Second, kick of the processing loop looking for expired timers

timeoutEvents.process(
        ProcessorSupplier {
            object : Processor<String, Future> {
                override fun init(context: ProcessorContext) {}
                override fun process(key: String, value: Future) {
                    KafkaProducers.send(Topic.valueOf(value.callBackTopic),
                            value.callBackKey,
                            value.callBack.toByteArray()
                    )
                    Metrics.timerFired(value.callBackTopic)
                }

                override fun close() {}
            }
        }
)

Cancelling a timer

There is no way to cancel these timers as events can’t be easily removed from the Kafka stream. Still, it is possible to ignore timer events by using a token in callback request, and a variable in timer receiver state. When scheduling a timer the receiver puts the same token in two places:

  • callback struct it publishes on the timer-request topic
  • internal variable timerToken

As timer fires receiver compares value in timerToken and in the callback event. Based on the result it draws a conclusion if timer is to be ignored or not. All it has to do to cancel a timer is to reset value in its timerToken variable.
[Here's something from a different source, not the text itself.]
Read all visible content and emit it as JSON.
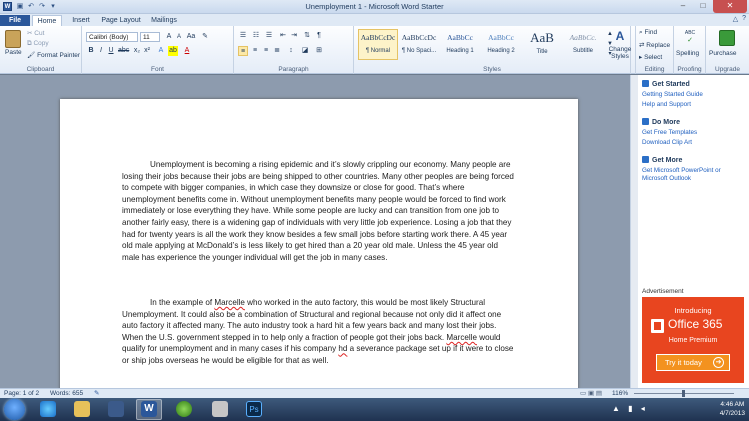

Since normally Kafka does “at least once” delivery it is a good idea to reset the timerToken immediately after notification event.

What to worry about

Kafka streams library is using local disk storage to keep the cache. The storage shall be large enough to host all timer requests based on the product of timer-request topic retention, callback size and timer scheduling rate. Thankfully Kafka is well-equipped to deal with this sort of troubles.

Oscillator must keep ticking otherwise timers will stop coming. Make sure to have metrics/alarms in place to stay on top of Oscillator health. Deploy few of them for redundancy having in mind the extra load they will generate on timer users.

Conclusion

There are many options to export application state to the data tier layer. Timers are often part of that state. Above we showed how to apply Kafka primitives to achieve a goal of making application “stateless” even if the state is using timers. It has its costs and benefits.